Monday, December 08, 2008

Console Post of the Week

Holy crap.

This is quite the bombshell:
Nintendo president Satoru Iwata has revealed that the company sold around 800,000 Wii consoles in the US over the Thanksgiving weekend - more than double the 350,000 number from last year.

800,000 Wiis in a week.

Here's some context for that number. Going back to 2001, here are the consoles that sold more than 800,000 units in the U.S. in November:
PS2--920,000 (2001)
PS2--1,300,000 (2002)
PS2--850,000 (2003)
Wii--981,000 (2007)

In other words, the Wii just sold more units in one week than the 360 or PS3 has ever sold in a full November. And it looks almost guaranteed that Nintendo is going to shatter the 1.3M units sold by the PS2 in November 2002.

The biggest month in history? I believe it's the 2.7M PS2s sold in December 2002. Depending on supply constraints, that number looks to be in jeopardy this year.

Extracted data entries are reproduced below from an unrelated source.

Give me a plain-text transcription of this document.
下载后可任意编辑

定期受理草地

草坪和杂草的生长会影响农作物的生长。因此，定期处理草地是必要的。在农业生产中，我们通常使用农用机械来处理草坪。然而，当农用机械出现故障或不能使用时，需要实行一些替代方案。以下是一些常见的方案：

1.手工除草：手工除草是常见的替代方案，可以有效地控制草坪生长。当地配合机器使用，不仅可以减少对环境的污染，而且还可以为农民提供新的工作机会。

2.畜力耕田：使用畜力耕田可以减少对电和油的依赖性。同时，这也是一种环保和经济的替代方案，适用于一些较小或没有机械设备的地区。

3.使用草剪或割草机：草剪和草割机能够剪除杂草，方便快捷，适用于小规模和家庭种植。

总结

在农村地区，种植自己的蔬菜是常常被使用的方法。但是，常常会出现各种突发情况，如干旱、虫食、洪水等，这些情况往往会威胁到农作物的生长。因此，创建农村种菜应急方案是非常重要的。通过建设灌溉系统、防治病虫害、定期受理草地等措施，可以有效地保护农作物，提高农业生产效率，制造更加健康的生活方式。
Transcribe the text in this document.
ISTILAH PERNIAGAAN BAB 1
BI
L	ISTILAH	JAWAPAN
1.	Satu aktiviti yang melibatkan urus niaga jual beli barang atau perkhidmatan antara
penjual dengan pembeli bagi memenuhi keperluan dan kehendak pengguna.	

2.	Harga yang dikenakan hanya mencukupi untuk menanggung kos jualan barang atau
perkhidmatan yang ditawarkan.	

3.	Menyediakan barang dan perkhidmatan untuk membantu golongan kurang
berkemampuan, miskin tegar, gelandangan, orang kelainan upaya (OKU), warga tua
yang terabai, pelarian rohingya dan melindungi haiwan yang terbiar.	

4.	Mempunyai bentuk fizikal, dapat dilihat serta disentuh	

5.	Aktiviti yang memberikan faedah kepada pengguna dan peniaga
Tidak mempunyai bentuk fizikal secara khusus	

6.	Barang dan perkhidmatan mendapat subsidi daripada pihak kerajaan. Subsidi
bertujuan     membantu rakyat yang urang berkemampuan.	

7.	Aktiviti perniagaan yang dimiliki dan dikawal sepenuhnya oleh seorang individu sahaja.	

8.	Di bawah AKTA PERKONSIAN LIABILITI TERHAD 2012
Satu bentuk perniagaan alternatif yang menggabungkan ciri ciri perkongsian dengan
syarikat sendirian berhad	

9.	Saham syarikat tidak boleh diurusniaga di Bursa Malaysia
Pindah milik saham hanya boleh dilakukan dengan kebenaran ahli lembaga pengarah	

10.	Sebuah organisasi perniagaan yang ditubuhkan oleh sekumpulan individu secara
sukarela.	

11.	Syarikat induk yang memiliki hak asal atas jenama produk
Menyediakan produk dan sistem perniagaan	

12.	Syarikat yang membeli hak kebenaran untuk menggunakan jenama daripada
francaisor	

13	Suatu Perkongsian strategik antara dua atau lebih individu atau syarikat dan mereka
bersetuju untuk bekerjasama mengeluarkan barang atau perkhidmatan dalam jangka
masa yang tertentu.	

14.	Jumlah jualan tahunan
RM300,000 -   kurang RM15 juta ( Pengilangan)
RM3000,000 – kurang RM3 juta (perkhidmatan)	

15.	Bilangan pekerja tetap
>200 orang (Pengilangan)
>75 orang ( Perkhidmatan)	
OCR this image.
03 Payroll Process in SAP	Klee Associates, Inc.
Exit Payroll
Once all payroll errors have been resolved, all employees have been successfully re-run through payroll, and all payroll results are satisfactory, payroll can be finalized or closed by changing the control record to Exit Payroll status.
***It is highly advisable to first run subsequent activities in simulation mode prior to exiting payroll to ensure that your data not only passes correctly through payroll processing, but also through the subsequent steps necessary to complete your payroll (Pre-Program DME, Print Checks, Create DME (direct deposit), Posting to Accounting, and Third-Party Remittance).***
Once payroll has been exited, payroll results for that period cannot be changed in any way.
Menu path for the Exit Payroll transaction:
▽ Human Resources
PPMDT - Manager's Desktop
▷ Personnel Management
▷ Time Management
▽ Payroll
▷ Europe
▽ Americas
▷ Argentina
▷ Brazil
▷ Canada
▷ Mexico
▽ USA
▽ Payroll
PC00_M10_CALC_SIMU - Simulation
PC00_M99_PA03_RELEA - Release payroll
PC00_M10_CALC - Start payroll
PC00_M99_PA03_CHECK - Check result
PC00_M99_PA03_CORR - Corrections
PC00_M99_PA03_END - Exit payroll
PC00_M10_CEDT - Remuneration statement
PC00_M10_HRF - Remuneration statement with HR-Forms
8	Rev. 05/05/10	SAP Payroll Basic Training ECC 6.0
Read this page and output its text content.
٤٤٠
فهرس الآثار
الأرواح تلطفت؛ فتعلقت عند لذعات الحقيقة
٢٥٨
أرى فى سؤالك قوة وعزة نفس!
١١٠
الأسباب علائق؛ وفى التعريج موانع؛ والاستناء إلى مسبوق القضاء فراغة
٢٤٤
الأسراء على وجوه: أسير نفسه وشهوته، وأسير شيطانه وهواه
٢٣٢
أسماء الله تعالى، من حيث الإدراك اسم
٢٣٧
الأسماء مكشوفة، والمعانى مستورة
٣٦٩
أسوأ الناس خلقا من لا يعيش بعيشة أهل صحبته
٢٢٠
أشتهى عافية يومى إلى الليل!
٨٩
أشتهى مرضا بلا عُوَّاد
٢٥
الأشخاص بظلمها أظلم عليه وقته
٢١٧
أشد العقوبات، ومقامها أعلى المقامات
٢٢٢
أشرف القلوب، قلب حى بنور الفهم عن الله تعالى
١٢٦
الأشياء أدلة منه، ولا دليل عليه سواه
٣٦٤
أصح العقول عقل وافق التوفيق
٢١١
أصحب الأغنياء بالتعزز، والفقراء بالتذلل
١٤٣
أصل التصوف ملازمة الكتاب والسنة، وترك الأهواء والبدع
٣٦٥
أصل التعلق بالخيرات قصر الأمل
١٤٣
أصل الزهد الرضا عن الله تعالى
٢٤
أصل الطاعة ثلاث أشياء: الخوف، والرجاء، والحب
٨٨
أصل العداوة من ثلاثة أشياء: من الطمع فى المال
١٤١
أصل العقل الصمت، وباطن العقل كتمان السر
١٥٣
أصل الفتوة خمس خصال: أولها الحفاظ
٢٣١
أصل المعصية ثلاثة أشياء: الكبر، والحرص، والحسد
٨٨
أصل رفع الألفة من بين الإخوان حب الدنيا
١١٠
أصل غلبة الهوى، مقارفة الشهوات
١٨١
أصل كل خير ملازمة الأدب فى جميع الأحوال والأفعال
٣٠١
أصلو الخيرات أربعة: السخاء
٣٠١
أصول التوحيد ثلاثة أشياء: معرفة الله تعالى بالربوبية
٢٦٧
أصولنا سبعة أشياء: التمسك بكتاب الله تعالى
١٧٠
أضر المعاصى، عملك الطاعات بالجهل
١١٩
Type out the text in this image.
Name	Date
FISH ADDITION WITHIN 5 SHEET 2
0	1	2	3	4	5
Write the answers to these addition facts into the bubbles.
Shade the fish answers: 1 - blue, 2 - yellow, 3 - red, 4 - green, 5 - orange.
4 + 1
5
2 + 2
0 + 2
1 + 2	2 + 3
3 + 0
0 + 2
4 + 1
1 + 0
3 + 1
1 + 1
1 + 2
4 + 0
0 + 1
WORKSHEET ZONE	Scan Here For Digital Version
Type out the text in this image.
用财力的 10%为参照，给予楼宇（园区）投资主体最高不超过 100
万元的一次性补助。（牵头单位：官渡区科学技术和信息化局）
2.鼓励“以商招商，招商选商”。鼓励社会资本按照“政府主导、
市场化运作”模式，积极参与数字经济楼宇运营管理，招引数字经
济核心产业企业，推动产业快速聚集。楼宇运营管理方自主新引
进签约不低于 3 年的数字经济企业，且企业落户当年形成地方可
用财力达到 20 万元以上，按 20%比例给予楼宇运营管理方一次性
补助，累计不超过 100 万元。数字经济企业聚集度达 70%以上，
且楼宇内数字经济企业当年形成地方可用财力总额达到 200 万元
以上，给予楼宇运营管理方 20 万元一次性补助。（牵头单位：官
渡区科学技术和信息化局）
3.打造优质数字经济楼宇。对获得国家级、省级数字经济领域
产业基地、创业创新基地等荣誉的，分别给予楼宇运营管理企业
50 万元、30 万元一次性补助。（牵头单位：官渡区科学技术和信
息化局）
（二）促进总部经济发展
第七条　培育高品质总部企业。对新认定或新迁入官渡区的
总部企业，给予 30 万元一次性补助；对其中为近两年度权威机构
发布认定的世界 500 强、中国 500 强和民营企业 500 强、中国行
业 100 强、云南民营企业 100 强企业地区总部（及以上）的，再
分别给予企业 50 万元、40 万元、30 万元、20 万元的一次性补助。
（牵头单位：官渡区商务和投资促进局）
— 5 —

Microsoft touted its November sales in Europe in an announcement today, and there was also this tidbit:
November 2008 saw the largest Xbox sales ever in the six-year history of the brand in Europe. GfK-ChartTrack data shows that the console outsold PlayStation 3 across the entire region and in particular has seen significant gains in markets like France, Spain and Italy, where it has been outselling PlayStation 3 week after week.

That's a huge change from three months ago, and I think it again points to the problems Sony is having at their current price point. If Micrsoft can just draw with Sony in Europe, they'll outsell them worldwide, because Sony is going to get hammered in the U.S. this holiday season (see previous CPotW on advertising over Black Friday weekend). It will be no surprise if the November NPDs show the 360 selling 800k-900k units and nearly doubling PS3 sales.

It's not complicated: Sony is in a ditch (again) until they cut prices.